Penelitian tersebut membandingkan pola penyebaran aerosol yang diembuskan pengguna rokok elektronik dengan partikel asap rokok. Hasilnya menunjukkan adanya perbedaan karakteristik dan waktu bertahannya partikel di udara.
Founder Center of Excellence for the Acceleration of Harm Reduction (CoEHAR) dari University of Catania, Riccardo Polosa, menyebut aerosol yang dihasilkan vape memiliki karakteristik berbeda dengan emisi dari pembakaran rokok.
“Aerosol dari vape menyebar dalam waktu yang sangat singkat dan bersifat mudah menguap. Emisi kimia dari vape jauh lebih sedikit zat bahayanya dibandingkan dengan rokok yang dibakar,” katanya.
National Health Service (NHS), sistem layanan kesehatan masyarakat Inggris, juga membedakan aerosol rokok elektronik dengan asap tembakau.
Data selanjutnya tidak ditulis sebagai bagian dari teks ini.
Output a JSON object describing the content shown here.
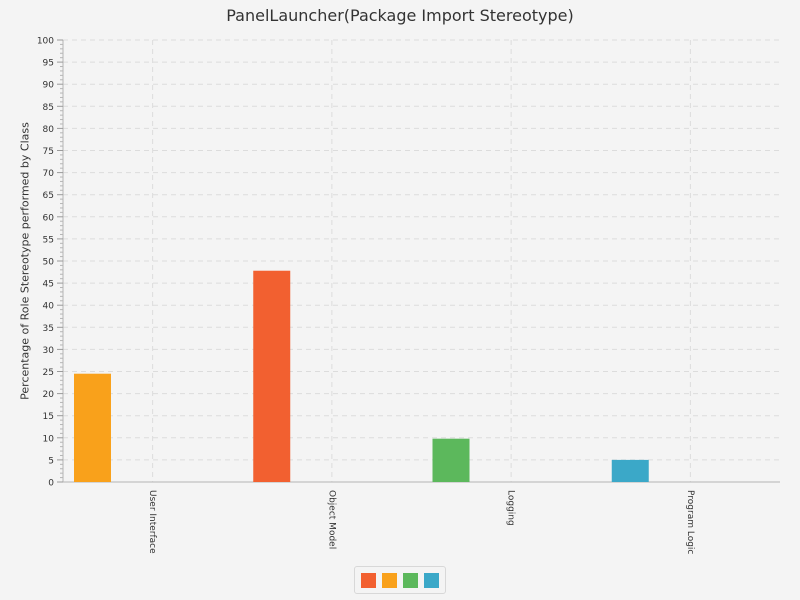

NHS menyatakan rokok elektronik tidak menghasilkan asap tembakau seperti rokok konvensional.
“Menggunakan rokok elektronik tidak menghasilkan asap tembakau sehingga risiko perokok pasif tidak berlaku untuk produk ini. Rokok elektronik melepaskan jumlah nikotin yang sangat kecil ke atmosfer dan sejumlah bukti yang tersedia menunjukkan risiko perokok pasif terhadap orang di sekitarnya cukup kecil dibandingkan dengan rokok,” dikutip dari laman resmi NHS.